Vida (in) comum e (des) amor conjugal: os «demônios» da ruptura (Parte 1)

29/01/2016

Por Atahualpa Fernandez e Marly Fernandez - 29/01/2016

“Amor mío, no te quiero por vos ni por mí ni por los dos juntos, no te quiero porque la sangre me llame a quererte, te quiero porque no sos mía, porque estás del otro lado, ahí donde me invitás a saltar y no puedo dar el salto, porque en lo más profundo de la posesión no estás en mí, no te alcanzo, no paso de tu cuerpo, de tu risa, hay horas en que me atormenta que me ames,... me atormenta tu amor que no me sirve de puente porque un puente no se sostiene de un solo lado.

J. Cortázar

Nenhum procedimento legal, nenhuma norma ou ação judicial poderão ser jamais o bastante velozes como para seguir de perto o momento tremendo em que um casal decide romper seu matrimônio, porque a verdadeira “causa” (s) da ruptura precede em muito tempo a decisão de divociar-se/separar-se. E quando esta chega, nem Deus sabe o que fazer.

Da situação anímica que impulsou a promessa de duas pessoas a permanecerem unidas “por todos os dias de suas vidas” não somente não resta nada, senão que em ocasiões se transforma em um verdadeiro ninho de egoísmo insano e agravos recíprocos, com consequências que chegam às vezes à agressão moral (física) e/ou ao sofrimento desnecessário. Um acúmulo de cinzas arrastadas pelos silenciosos e assoladores ventos da discórdia. Os exemplos gritam e os números cantam.
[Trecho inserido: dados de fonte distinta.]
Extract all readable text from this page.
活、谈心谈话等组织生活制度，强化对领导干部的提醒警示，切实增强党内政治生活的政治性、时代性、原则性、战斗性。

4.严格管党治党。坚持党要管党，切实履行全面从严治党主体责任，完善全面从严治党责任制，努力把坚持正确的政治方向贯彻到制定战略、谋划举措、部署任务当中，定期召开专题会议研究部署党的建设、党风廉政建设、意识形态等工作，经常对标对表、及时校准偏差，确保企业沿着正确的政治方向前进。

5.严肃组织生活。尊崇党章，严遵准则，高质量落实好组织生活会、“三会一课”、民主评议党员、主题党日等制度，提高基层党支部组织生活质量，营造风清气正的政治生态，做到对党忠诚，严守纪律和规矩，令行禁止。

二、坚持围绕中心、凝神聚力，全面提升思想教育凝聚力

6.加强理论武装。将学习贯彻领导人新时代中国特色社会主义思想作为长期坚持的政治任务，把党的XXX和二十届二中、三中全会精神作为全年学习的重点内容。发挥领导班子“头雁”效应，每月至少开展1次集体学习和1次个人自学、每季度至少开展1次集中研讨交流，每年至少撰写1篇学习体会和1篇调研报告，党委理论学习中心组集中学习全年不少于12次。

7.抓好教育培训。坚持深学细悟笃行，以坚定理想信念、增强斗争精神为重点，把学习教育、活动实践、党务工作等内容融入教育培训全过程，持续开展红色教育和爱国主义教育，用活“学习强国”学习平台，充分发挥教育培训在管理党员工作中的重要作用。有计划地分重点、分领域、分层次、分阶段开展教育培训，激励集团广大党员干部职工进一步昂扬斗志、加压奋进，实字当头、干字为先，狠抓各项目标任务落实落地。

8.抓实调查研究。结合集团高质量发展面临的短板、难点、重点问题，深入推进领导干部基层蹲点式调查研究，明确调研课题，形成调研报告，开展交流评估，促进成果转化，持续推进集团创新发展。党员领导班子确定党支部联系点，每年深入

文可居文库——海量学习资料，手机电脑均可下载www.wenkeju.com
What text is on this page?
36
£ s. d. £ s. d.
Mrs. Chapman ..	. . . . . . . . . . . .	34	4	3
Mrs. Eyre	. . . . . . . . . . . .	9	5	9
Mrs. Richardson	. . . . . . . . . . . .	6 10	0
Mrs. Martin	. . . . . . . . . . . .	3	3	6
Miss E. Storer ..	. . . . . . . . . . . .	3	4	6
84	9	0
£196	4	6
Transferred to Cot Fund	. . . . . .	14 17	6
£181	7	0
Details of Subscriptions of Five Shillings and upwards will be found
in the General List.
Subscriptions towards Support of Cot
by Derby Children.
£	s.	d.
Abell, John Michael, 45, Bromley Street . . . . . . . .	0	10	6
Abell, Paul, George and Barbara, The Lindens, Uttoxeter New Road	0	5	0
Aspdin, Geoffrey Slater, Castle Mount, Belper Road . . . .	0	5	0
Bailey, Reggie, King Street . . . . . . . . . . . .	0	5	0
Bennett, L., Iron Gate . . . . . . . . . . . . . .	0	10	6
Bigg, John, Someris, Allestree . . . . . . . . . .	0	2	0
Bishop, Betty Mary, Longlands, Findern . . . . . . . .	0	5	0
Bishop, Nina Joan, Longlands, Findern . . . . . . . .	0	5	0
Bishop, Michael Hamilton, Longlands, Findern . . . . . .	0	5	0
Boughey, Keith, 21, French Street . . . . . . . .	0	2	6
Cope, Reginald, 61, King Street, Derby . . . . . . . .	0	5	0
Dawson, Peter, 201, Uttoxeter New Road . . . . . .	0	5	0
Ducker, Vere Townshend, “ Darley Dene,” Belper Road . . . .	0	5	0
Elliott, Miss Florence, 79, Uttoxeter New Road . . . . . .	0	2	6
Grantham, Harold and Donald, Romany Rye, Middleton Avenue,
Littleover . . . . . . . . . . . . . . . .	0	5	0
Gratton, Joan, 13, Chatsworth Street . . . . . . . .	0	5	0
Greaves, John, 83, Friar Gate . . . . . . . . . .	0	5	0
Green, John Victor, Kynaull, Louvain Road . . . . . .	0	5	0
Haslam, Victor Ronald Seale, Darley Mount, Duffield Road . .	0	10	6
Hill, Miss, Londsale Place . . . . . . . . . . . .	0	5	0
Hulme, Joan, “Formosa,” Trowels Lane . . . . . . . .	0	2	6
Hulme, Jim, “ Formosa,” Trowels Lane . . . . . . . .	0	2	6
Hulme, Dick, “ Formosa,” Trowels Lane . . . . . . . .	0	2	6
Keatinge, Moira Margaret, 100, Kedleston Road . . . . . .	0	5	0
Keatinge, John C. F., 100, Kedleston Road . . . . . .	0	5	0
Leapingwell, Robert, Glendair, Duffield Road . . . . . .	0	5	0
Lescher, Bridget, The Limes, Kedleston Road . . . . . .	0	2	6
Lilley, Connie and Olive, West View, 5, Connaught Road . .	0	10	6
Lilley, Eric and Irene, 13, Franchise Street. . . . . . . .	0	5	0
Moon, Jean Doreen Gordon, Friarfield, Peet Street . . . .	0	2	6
Em determinadas ocasiões, matrimônios contaminados pela busca da novidade: sexo novo, amores novos, uma nova visão do mundo, uma nova «super-família-mais-unida», um novo e bonito começo antes que seja demasiado tarde “para ser feliz”. Um ato de esperança![1] Em outras, a simples consciência de uma convivência radioativa que leva à ruína os despojos de uma vida frustrada antes da retirada definitiva. Com frequência um dos cônjuges chega a odiar ou menosprezar a quem amou em outra época. Uma pessoa que no passado produziu uma profunda emoção positiva, agora se apresenta como proporcionalmente negativo e o sentimento atual, motivado pela desleal memória,  se incumbe de exagerar tudo o que resulta inaceitável.[2]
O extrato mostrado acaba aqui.